Marc COLLET, Claire DE KERMADEC

In 2006, the turnover of the 22 500 chemist’s shops located in France was about 34 billion euros all taxes included. This highly regulated industry is very dynamic. During those last years, the increase of its turnover value is higher than the entire retail trade industry (+5.8% on average per year between 2000 and 2006 against 4%). Over the same period, with increasing staff costs, operating surplus decreased of 1% per year in 2005 and 2006 after a continuous annual growth of almost 5%. Chemist’s shops can legally be individual business, or more and more companies. The number of these companies has been multiplied by 2.5 since 1990. In particular the “sociétés d’exercice libéral” (SEL) rise sharply - 1 for 8 in 2006 against 1 for 50 in 2001 - taking advantage of a tax regime allowing operators to be paid with dividends.
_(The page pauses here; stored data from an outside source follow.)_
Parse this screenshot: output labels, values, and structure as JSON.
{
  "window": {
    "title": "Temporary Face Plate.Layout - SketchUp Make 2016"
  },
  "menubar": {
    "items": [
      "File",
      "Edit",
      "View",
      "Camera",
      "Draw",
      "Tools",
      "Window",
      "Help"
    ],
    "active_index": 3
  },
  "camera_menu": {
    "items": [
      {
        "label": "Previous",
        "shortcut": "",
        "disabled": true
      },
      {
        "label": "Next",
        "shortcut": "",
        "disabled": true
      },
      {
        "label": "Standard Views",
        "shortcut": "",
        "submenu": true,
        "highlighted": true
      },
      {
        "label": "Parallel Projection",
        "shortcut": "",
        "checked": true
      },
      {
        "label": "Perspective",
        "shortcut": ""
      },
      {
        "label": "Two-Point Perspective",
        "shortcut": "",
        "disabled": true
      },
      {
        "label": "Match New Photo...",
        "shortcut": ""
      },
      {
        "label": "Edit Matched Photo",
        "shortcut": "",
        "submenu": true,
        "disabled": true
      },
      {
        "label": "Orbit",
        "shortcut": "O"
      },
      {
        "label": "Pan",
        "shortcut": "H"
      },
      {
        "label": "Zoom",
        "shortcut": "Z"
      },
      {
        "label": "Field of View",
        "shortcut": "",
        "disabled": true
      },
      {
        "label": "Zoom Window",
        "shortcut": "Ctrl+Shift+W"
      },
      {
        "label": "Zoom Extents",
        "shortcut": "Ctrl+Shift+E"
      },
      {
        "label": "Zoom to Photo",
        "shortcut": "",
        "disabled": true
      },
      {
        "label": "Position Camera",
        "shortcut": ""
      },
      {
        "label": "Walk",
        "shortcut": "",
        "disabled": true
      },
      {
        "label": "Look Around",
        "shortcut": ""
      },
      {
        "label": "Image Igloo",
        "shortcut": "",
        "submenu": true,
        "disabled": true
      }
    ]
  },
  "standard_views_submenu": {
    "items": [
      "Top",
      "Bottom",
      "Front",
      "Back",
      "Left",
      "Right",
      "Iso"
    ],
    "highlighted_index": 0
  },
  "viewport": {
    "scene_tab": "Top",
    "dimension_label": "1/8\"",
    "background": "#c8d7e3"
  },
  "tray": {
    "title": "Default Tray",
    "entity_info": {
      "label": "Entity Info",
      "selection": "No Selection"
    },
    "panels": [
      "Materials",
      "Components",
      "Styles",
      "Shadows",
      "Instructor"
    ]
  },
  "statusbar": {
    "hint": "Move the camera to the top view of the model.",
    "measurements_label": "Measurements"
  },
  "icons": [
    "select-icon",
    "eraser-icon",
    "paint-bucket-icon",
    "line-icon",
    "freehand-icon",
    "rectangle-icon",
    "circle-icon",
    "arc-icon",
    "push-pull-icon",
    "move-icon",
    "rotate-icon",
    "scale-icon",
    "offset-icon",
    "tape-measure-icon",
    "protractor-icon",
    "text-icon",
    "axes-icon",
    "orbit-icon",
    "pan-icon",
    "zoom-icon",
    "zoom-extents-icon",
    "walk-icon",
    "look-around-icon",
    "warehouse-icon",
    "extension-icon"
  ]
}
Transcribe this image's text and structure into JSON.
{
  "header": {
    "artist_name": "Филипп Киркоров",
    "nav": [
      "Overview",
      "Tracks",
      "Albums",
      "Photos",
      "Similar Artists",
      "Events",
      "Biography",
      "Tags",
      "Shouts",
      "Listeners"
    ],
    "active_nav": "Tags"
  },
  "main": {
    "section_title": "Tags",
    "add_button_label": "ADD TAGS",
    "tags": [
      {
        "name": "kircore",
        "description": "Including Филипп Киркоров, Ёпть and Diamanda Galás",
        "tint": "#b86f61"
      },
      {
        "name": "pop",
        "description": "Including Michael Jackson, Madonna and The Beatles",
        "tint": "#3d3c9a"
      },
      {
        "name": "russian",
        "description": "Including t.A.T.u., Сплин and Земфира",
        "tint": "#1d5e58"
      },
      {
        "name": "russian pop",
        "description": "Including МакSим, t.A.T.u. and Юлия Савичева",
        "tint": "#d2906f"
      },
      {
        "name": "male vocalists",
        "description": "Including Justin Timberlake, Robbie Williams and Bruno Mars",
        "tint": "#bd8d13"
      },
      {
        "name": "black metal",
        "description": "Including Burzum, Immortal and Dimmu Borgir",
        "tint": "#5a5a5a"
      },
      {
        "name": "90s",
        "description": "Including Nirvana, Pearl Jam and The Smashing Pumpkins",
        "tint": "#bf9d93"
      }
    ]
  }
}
As in the current accounting and tax system it is not possible to know the amount of those dividends, these companies have been excluded from the analysis. In 2006, the average gross annual income of the owner of a chemist’s shop (excluding SEL) was 132 000 euros, with differences in average incomes ranging from 121 000 to 143 000 euros, depending on the legal form adopted by the chemist’s shop. Between 2001 and 2006, the average gross income of chemists (excluding SEL) increased by 1.3% per year, that is, in constant euros, a decrease of almost 0.6%. The decrease results from increasing payroll taxes and shrinking margin rates. It is relevant with a slight slowdown in the consumption growth of drugs in 2005 and 2006, especially, with a strong decline in prices.